Who’s Crazy Enough To Buy Stocks Heading Into Recession? Passive Investing Strategies!

Who’s Crazy Enough To Buy Stocks Heading Into Recession? Passive Investing Strategies!

Mike Green asks the rhetorical question, ‘Who is crazy enough to buy stocks when we are headed for recession?’ Unsurprisingly, the answer is passive investing strategies that buy stocks blindly as long as they receive cash from their investors.

In this video interview with his Tier1 Alpha team, Mr. Green discusses several key concepts related to the passive forces driving the market:

Who’s Crazy Enough To Buy Stocks Heading Into Recession? Passive Investing Strategies!

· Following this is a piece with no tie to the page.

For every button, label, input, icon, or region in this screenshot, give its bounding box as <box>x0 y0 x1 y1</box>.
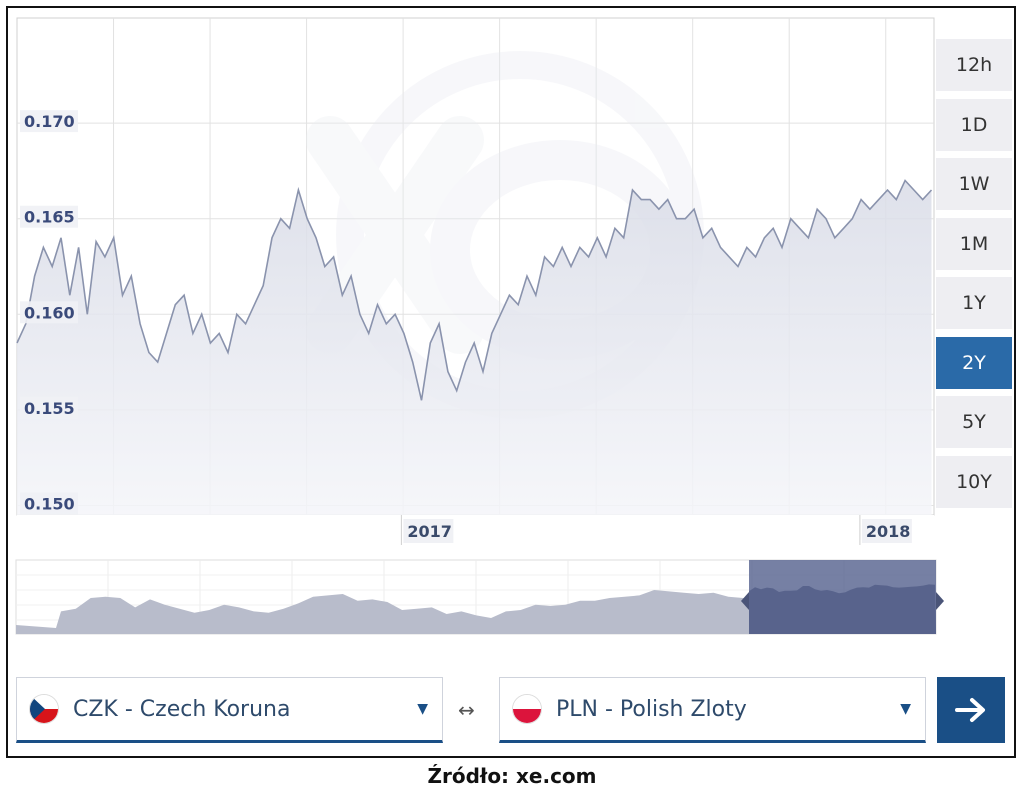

  • How index funds and ETFs are making the stock market much more inelastic, meaning that a change in supply in demand moves stock prices much more than expected.
  • Business schools and academics still teach that markets are very elastic, meaning that it is easy for large funds to establish a position without moving the price. This is key for passive funds, which are the largest players in the U.S. stock market. They rely on the fact that their constant buying does not move prices much. This is no longer true as passive funds have become enormous.
  • The Efficient Market Hypothesis assumes that no one player had a big impact on stock prices.
  • The old theories estimated that $1 invested in the market would cause a one cent change in market capitalization.
  • However, now a dollar creates anywhere from $3 to $17 in market capitalization! [See the brilliant study by Xavier Gabaix (Harvard University) and Ralph S. J. Koijen (University of Chicago, Booth School of Business) for much more on the The Inelastic Markets Hypothesis]
  • This research has only come out in the last 3 years.
  • Essentially, the models they are teaching in business school are more than 500 times off and this violates CAPM (the capital asset pricing model). It is a huge change in our understanding of how financial markets work.
  • The large investment flows based on systematic algorithms at passive funds are having enormous effects on stock prices.
  • However, nothing will change until we have a major crisis because everyone is making money.
  • So investors are not making a conscious decision to buy at these high valuation levels with a recession looming. They are simply taking the advice of luminaries like Cliff Asness and Warren Buffett that indexing is the superior strategy. It is the index funds are blindly purchasing stocks.
  • Discussion on target date funds – Roughly 85 cents of every dollar invested in a 401(k) is in a target date fund.
  • These funds did not even exist prior to 2003.
  • QDIA – Qualified Default Investment Alternatives made target date funds the default investment in 401(k) accounts. Previously, workers who did not choose investment options in their 401(k) accounts had their money invested in a money market or cash option.
  • With QDIA, their money was automatically invested in target date funds. They did not have to opt in or choose the funds themselves.
  • This has helped accelerate the death of active managers, since 85 cents of every dollar of 401(k) money now flows into passive strategies.
  • Based on Tier1 Alpha’s research, $60 billion per month is being injected into target date funds. A significant amount of that is invested into the stock market.
  • Therefore, the major link between cash flowing into the stock market is employment because this money is deducted from workers’ paychecks.
  • This amount is approximately $60 billion a month. Therefore $720 billion per year invested into target date funds. This is a net number because 401(k) withdrawals are happening as well.
  • These passive inflows are more than 100% of the money coming into the market. The Boomers redeeming are more heavily weighted to active managers, so they are essentially firing these old-school active managers when they withdraw their money.
  • So the investors trying to be thoughtful about company valuations and the future of businesses are being fired and in their place are index funds and other passive investing strategies that allocate money simply by market capitalization.
  • We’ve actually seen even more money flow into index funds than we expected as people who grew up with passive investing reach age 55 and are eligible for catch-up contributions.
  • The average age of a Vanguard customer was 38 in 2017 and today it is north of 50.
  • So, according to the inelasticity observations Gabaix and Koijen (and Mr. Green’s work as well), this approximately $60 billion worth of buying per month creates, on a 5X multiple, $300 billion worth of price appreciation in the market.
  • That is almost 1% per month market appreciation just coming from 401(k) contributions!
  • Mike’s team at Tier1 Alpha monitors the macro economy as well, but sometimes it does not impact flows and flows are the most important thing that drives the market.
  • They’ve seen situations where the macro deteriorates for 6 months and does not impact the flows, so the market continues to rise.
  • Equity flows could also be impacted by older investors rotating out of stocks into fixed income. This is a function of aging and the target date funds make this shift automatically (and very predictably) as time passes.
  • When recessions hit, it is the 50+ year-olds that lose jobs, sometimes never get them back, and that will hurt 401(k) flows. We have not seen that play out in this cycle yet. It is something Mr. Green and his team is watching very carefully and monitoring the flows into passive investing strategies.